Directrices	Lines perpendicular to the major axis that help define the ellipse. They are located at a distance of $\frac{a^2}{c}$ from the center.

Formulas Related to Ellipse

Area of an ellipse: $A = \pi a b$
Perimeter of an ellipse (approximate): $P \approx \pi \left[ 3(a + b) - \sqrt{(3a + b)(a + 3b)} \right]$
Length of the latus rectum (the chord parallel to the minor axis through a focus): $2b^2/a$

Examples

Example 1: Finding the Foci

Given an ellipse with a semi-major axis of 5 units and a semi-minor axis of 3 units, find the foci.

Solution:

Calculate $c$ using $c = \sqrt{a^2 - b^2}$.
$c = \sqrt{5^2 - 3^2} = \sqrt{25 - 9} = \sqrt{16} = 4$.
The foci are at $(\pm c, 0)$, so they are at $(\pm 4, 0)$.

Example 2: Eccentricity of an Ellipse

Find the eccentricity of an ellipse with a semi-major axis of 6 units and a semi-minor axis of 4 units.

Solution:

Calculate $c$ using $c = \sqrt{a^2 - b^2}$.
$c = \sqrt{6^2 - 4^2} = \sqrt{36 - 16} = \sqrt{20} = 2\sqrt{5}$.
Calculate the eccentricity $e = \frac{c}{a}$.
$e = \frac{2\sqrt{5}}{6} = \frac{\sqrt{5}}{3}$.

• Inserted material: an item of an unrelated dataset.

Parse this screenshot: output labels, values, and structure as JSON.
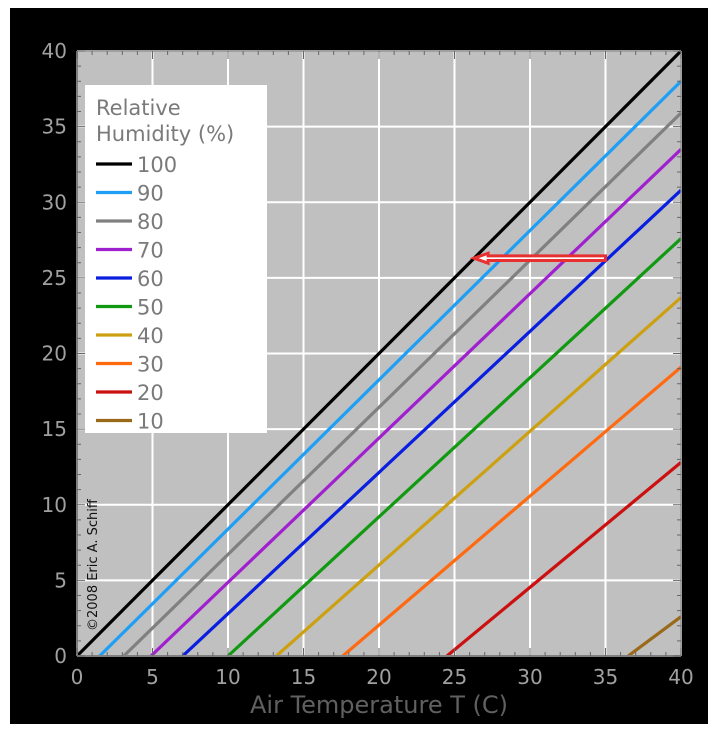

Example 3: Area of an Ellipse

Calculate the area of an ellipse with a semi-major axis of 7 units and a semi-minor axis of 2 units.

Solution:

Use the area formula $A = \pi a b$.
$A = \pi \cdot 7 \cdot 2 = 14\pi$ square units.

In conclusion, an ellipse is a fascinating geometric shape with many interesting properties and formulas. Understanding the concepts of foci, major and minor axes, and eccentricity is crucial for solving problems related to ellipses. The standard equation of an ellipse is the starting point for analyzing its geometry, and the examples provided illustrate how to apply the formulas in practical situations.